Will mortgage rates go up or down next year?

Up. Deflationary pressures are not going away, but I do see some level of normalization in U.S. bond markets with the expectation that the Fed rate-hike campaign will go into effect in 2016. That’s the key word: expectation. All that matters is how bond markets perceive future interest rate policy.

The wild card is, of course, waves of volatility and sell-offs in equity markets that may carry over into economic numbers forcing the Fed to hold back or abandon any previously determined course of action. The great Ray Dalio is in this camp, and that is somewhat disturbing given his history and reputation in the hedge fund industry. Dalio expects more quantitative easing as opposed to rate hikes and thinks the next Fed move will be to accommodate. If things turn out that way, then my predictions of continued reflation in 2016 would prove way off. Good thing I’m not a betting man.

Which market are you in?

My business operates in the Manhattan marketplace as a real estate technology provider. We build analytical and collaboration tools for producers and consumers to navigate and transact in highly segmented hyperlocal markets.

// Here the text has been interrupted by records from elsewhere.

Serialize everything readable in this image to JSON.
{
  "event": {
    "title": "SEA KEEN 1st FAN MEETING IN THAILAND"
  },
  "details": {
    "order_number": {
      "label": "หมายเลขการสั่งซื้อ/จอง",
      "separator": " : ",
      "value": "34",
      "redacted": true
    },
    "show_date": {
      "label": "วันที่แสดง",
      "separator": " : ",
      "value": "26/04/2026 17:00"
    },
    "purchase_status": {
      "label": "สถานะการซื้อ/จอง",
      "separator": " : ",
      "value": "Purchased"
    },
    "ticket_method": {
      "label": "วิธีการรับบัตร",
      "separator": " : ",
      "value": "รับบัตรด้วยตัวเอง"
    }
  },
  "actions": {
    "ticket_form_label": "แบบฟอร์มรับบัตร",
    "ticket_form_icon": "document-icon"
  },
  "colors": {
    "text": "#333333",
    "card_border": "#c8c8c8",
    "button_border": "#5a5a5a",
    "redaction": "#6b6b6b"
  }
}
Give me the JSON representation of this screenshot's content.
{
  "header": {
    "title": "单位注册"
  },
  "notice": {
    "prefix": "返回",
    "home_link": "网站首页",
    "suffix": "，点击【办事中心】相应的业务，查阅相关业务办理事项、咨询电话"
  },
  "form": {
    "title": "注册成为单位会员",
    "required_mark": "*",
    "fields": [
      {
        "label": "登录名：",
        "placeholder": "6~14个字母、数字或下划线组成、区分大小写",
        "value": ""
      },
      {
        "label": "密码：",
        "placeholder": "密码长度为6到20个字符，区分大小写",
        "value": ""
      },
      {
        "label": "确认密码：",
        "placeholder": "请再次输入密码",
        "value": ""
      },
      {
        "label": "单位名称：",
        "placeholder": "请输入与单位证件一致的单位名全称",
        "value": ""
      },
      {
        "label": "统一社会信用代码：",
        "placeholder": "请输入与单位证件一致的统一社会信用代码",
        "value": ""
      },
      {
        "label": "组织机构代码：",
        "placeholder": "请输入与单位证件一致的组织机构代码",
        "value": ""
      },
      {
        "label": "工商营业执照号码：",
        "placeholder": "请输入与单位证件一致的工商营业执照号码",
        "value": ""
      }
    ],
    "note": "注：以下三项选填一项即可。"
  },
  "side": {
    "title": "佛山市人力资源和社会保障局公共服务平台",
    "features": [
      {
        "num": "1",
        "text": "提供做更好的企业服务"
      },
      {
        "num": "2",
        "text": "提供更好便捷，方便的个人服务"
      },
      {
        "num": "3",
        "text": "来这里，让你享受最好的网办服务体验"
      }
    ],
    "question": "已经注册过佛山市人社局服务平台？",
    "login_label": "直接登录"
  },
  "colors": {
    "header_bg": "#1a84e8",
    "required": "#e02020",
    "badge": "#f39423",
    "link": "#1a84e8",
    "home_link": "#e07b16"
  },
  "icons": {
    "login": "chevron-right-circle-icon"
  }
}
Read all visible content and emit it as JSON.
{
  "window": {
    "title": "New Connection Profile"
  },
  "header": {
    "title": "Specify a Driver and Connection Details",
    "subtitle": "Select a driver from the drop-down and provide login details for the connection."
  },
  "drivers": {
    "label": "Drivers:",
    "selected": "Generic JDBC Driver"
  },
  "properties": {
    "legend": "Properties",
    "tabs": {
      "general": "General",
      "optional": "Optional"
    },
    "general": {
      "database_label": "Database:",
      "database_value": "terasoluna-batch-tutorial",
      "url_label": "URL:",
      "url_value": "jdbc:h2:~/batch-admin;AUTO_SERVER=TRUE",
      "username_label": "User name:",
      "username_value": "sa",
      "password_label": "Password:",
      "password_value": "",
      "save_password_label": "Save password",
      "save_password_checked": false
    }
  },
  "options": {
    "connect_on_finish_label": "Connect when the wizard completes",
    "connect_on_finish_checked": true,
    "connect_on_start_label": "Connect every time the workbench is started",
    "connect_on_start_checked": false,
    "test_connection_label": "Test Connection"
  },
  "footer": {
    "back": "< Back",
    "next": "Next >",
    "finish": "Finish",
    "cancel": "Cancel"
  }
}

Will unit sales go or up or down in your market?

I am going to bet up, only because I expect the last few months of 2015 to show slowing sales volume from the fall softness.

Will home prices appreciate in your market next year?

Hmm…tricky question because sales data is 60 days lagging and representative of “contracts signed” in the market three to five months prior, and the numbers I see now are sky-high from the peak earlier in 2015. Due to these sales data dynamics, I’m going to say that this time next year we are flat to slightly down compared to the latest September sales figures that just rolled in. The jury is out how slow new development sales may impact or cushion and median price pressures. So far that argument is carrying its weight as the gap between existing resale and new development continues to widen.

Will agents be more productive next year? Why? Or why not?

Yes. I think innovations in the real estate technology space will be huge throughout 2016. This is the space my company is in and I see what the industry is begging for. At the end of the day, new technologies will be aimed at increasing agent productivity by, connecting consumers with producers, enhancing that collaboration experiencing and expediting and multiplying the transaction.

Any tool that lets a professional manage more consumers using less time is invaluable in this industry. For professionals who embrace innovative technologies, the future looks very bright in this regard.